Proceed with Caution

The IRS and applicable code section lay out very specific requirements to follow in such cases, so you have to be very careful. First, the company stock needs to be distributed to the participant “in-kind.” And they mean it. That means the actual company stock needs to be distributed out of the plan to the individual. You cannot transfer out cash from the plan. This means you need to have the stock transferred out of the retirement account and into a taxable investment account. Any other funds in the retirement plan would need to be distributed from the plan also and likely rolled over into an IRA or another qualified retirement plan. If you roll the entire amount of your 401(k), including the company stock, to another retirement plan or IRA, you will no longer be able to take advantage of the NUA strategy. The distribution must also meet the definition of a “lump sum distribution,” meaning the entire account balance must be distributed to the individual within a single year. The plan must have a balance of zero dollars by December 31, assuming the plan follows calendar years, of the year in which the distribution is made. The “lump sum distribution” also needs to be the result of a triggering event, including

  • death,
  • attainment of age 59.5,
  • separation from service, or
  • disability.

While in-service distributions can qualify for the special NUA treatment, you need to be careful. First, you need to be over age 59.5 or be disabled within the meaning of Code Section 72(m)(7), which defines disability as the inability to engage in “any substantial gainful activity.” Meeting this definition can be challenging. Additionally, in-service distributions can be a challenge if money is contributed late in the calendar year, resulting in a small balance on December 31, and thereby eliminating the ability to get the special NUA tax treatment. Another issue to consider with NUA planning is how a distribution can potentially increase your current taxable income and effective tax rate. This needs to be accounted for as it could cause you to be bumped into a new tax rate. Additionally, when you move the employer stock out of the retirement plan, you can no longer roll it to an IRA or other tax-advantaged retirement plan. In such a case, you would lose the tax benefits that go along with retirement plans and some of the creditor protections.
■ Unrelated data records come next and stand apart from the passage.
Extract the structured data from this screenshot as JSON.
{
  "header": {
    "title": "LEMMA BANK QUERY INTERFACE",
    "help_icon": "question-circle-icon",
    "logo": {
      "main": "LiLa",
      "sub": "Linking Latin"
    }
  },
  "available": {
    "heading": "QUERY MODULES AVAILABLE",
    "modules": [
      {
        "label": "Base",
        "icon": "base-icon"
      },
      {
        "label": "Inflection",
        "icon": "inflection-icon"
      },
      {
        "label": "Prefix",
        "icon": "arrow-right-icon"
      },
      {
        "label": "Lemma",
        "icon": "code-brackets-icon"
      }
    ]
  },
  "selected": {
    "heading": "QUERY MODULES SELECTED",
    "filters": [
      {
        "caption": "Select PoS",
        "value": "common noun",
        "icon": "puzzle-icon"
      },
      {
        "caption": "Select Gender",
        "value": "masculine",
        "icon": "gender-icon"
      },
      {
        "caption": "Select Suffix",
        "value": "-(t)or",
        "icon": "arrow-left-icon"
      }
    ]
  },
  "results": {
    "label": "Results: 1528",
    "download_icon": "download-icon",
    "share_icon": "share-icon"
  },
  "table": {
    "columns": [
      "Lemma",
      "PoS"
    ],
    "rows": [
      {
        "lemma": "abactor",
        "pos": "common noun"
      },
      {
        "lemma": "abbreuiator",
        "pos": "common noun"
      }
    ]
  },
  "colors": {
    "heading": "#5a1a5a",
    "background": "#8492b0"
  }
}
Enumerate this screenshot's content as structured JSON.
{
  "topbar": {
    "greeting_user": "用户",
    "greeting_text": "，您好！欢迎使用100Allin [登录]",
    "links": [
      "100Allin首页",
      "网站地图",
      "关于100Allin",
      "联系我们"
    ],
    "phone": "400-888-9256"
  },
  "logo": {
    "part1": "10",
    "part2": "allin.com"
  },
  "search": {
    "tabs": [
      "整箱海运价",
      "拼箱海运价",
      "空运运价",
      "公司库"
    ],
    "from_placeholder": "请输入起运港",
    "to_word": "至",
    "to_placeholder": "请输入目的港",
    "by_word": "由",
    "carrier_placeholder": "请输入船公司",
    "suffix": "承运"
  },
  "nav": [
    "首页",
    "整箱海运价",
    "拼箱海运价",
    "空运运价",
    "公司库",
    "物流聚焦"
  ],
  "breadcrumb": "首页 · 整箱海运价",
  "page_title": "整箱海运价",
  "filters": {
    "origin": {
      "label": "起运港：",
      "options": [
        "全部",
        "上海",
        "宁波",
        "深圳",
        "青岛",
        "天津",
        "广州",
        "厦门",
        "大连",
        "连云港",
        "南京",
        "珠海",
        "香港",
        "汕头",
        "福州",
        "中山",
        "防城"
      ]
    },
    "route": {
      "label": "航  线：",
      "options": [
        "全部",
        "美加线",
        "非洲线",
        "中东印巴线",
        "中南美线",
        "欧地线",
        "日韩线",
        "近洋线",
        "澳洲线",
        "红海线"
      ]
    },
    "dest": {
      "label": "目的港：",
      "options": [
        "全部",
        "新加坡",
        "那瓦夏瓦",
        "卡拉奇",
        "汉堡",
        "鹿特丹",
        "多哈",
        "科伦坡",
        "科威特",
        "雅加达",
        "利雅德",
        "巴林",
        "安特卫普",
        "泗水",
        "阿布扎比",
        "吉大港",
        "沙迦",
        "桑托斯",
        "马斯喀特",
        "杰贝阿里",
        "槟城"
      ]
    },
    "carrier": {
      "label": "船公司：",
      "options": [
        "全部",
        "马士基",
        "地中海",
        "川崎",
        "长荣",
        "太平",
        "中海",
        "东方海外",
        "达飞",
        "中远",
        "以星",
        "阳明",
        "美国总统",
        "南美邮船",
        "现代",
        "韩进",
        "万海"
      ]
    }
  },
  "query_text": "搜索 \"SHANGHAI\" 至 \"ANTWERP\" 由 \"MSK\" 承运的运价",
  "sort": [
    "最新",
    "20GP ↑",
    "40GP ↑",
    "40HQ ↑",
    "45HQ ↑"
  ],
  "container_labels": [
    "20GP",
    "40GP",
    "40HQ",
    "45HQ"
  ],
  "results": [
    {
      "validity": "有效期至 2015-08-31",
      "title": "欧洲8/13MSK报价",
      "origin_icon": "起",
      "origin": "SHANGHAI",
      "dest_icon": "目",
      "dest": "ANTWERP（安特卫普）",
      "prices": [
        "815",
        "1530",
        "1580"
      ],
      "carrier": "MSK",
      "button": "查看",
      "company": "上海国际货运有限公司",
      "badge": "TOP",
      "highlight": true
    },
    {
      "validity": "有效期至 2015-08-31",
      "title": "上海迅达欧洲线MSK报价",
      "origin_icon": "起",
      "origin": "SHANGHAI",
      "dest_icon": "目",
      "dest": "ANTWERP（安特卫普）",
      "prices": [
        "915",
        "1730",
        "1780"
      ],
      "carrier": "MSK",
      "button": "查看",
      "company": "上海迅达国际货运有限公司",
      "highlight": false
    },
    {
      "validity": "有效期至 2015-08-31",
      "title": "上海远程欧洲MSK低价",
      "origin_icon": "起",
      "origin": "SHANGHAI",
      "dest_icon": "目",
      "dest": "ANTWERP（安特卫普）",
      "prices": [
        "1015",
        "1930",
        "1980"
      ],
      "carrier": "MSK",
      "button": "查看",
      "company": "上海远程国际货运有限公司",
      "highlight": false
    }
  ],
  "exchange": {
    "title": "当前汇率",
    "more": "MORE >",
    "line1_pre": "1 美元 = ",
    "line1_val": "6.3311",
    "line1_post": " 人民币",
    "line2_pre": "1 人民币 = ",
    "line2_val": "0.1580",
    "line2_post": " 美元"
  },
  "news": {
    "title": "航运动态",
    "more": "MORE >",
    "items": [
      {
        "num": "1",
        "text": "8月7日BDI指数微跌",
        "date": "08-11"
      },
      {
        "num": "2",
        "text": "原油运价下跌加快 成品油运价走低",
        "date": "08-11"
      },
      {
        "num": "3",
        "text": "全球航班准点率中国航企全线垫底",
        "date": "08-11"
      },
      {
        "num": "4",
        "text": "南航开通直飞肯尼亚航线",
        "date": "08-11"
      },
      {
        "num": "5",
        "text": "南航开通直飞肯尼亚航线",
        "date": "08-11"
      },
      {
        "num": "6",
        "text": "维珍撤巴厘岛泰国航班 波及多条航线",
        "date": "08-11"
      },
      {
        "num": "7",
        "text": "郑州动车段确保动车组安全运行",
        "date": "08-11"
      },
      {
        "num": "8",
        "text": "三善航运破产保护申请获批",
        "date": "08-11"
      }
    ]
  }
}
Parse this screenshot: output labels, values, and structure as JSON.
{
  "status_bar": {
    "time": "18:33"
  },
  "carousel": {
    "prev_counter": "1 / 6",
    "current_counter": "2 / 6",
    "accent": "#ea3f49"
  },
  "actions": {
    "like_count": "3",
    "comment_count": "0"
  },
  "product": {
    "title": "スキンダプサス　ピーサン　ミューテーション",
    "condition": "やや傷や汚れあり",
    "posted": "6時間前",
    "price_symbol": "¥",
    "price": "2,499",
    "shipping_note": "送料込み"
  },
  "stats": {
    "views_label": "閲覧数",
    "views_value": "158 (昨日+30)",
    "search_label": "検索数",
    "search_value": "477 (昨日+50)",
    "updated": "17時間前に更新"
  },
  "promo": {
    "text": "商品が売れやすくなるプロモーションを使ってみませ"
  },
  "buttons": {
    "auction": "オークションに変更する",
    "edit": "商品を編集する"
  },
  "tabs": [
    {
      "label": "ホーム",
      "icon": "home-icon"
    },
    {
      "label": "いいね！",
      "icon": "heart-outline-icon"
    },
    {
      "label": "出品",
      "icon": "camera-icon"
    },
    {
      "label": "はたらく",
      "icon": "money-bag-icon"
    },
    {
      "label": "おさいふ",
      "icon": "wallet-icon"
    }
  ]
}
In other words, a NUA isn’t the best choice for every scenario. Sometimes, it might be best to just roll the money to an IRA or leave it in the 401(k) and not do a NUA strategy with employer stock. Understanding the complexities that exist around NUA can be challenging, and planning cannot be done in a vacuum. Any distribution from a qualified plan or NUA strategy needs to be incorporated into an overall plan that looks at your long-term retirement goals, investment strategy and tax implications. Putting all of this together will typically require a well-qualified team that has financial planning, retirement and tax expertise. But, in the end, if you have highly appreciated employer stock in your retirement plan and you miss out on this strategy, you could end up costing yourself thousands of dollars in extra taxes.